Проскочил автомобиль. Прошли «Ведьму». Над дверью мерцала непотушенная лампочка. «Папиросница от Моссельпрома», — прочли на афише.
«Библиотекарша из домпросвета, — замялся Шаньгин. — Папиросница от Моссельпрома, библиотекарша из домпросвета. — Тут же припомнилось. Серая шапочка. Волосы светло-русые. Стоптанные каблучки… По лестницам и шкафам. „Пьера Бенуа нет, — роется в книгах. — Хотите «Борьба и сердце» Молчанова?“ — „Стихи? — Шаньгин не любит стихов — Сердце… Тащите сюда сердце“». Смеется…
«Варя? — морщил лоб Шаньгин, — Или Вера?»
…Варя — показалась вывеска «Скорохода»: нарисованы туфельки. Такие же точь-в-точь. Вспомнил: «Нет, Вера. А фамилия… как же ее фамилия?»
— Шаньгин. Куда ж ты? — открыл Голубенький дверь «Скорохода».
Магазин блестел. Пахло кожей.
— Вам, — подскочил приказчик, — что угодно?
Сели на скамейку. Голубенький примерил «джимми» на грязный, рваный носок.
— Пожалуй, — рязмышлял над русскими сапогами Шаньгин, — взять эти.
Остановились на русских сапогах.
— Заверните, — попросил Шаньгин и обернулся к Голубенькому: — Мне, понятно, они велики, но тебе они в самый раз.
— Не возражаю…
Вышли. На улице потеплело.
«Вера, Верочка», — мечтал Шаньгин о библиотекарше.
— Знаешь, — оборвал его мечтания Голубенький, — надо повидать сестру.
Выстрелили: полдень.
— Откуда — сестру? — вздрогнул Шаньгин.
— Я разве тебе не говорил? — нахмурился Голубенький. — Была в детдоме. Теперь служит здесь, в Ленинграде.
— Так. Сестра. Когда же ты меня с ней познакомишь?
Кланялись знакомые. Останавливались.
— Вытяжки? — интересовались те.
— Нет. — Развертывали и показывали. — Солдатские.
— А подошвы — не сносить.
III
Только что видел ee…
Шаньгин прошел мост. Поскрипывали сапоги. Махал руками и улыбался: выругала за книгу.
Рылся в памяти: «Не задерживайте, если не хотите, чтобы оштрафовала!..» Серое платье. Глаза синие из-под густых ресниц: строгие и лукавые. Веснушки… Надевает перед зеркалом шляпку. Высокая, деловым голосом говорит: «До следующего раза». — «До следующего». Ключи передает библиотекарю. Куда-то спешит. Куда?
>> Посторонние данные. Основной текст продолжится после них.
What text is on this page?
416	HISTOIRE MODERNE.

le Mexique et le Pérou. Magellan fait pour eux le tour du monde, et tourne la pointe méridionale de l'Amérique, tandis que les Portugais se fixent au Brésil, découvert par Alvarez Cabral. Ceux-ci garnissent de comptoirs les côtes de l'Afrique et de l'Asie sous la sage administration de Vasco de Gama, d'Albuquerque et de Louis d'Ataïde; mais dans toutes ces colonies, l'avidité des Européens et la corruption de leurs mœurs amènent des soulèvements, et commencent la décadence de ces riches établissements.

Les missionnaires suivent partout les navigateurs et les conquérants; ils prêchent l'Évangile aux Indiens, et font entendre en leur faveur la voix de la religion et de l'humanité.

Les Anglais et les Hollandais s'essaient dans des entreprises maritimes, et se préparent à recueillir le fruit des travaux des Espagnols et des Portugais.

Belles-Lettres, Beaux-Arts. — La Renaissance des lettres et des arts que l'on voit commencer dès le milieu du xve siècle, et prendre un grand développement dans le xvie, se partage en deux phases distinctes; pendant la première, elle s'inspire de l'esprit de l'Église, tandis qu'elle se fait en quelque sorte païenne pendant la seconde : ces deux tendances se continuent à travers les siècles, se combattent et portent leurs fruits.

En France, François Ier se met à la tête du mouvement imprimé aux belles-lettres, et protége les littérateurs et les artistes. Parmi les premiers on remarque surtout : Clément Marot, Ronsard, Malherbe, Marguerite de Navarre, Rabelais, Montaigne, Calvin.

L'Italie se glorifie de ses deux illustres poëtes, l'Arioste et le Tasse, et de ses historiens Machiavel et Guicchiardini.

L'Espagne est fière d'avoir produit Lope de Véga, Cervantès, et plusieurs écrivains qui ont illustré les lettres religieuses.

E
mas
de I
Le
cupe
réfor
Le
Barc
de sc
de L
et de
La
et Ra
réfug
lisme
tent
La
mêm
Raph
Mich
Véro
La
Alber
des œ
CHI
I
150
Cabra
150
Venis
Солнце не грело. Гудели автомобили.
— Алименты да алименты, — обогнали матросы, — пристала — не отвертишься.
Дуло от реки. Стыли губы.
На углу встретился газетчик.
— Красный вечерний газета!.. — вытянул он, как петух, шею. — Убийство жены мужа за алименты.
Над крышами висел дым.
Шаньгин прошел двор. Вбежал по заплеванной лестнице. И, открыв дверь, открыл рот: серое платье. Она. На кровати Голубенького. Его рука вокруг ее шеи. Вот куда спешила — сюда!
— Вера.
— Вера.
Он, закрыв дверь, скатился по лестнице. Остановился во дворе — может, заметили. Не видел ни улиц, ни людей. Шел.
В университете долго сидел на скамейке.
Гудел коридор.
— …Сдал семь.
— …Рубль… А четвертак мало?
— …Чем красите волосы?
— …Интересный!
— Очень. Капля воды «Рудольф Валентино»…
— …Борода?.. Загнал бритву…
— …На что?
— На немецкий. Не обходим язык. Вот и борода.
Висели плакаты: «Все в смычку!»; «Литгруппа „Ледоход“, — читает Стихийный».
«Голубенький, откуда он ее знает?» — думал Шапьгин.
Если б не Голубенький.
«Вера. Верочка». — Она, наверное, бы его полюбила…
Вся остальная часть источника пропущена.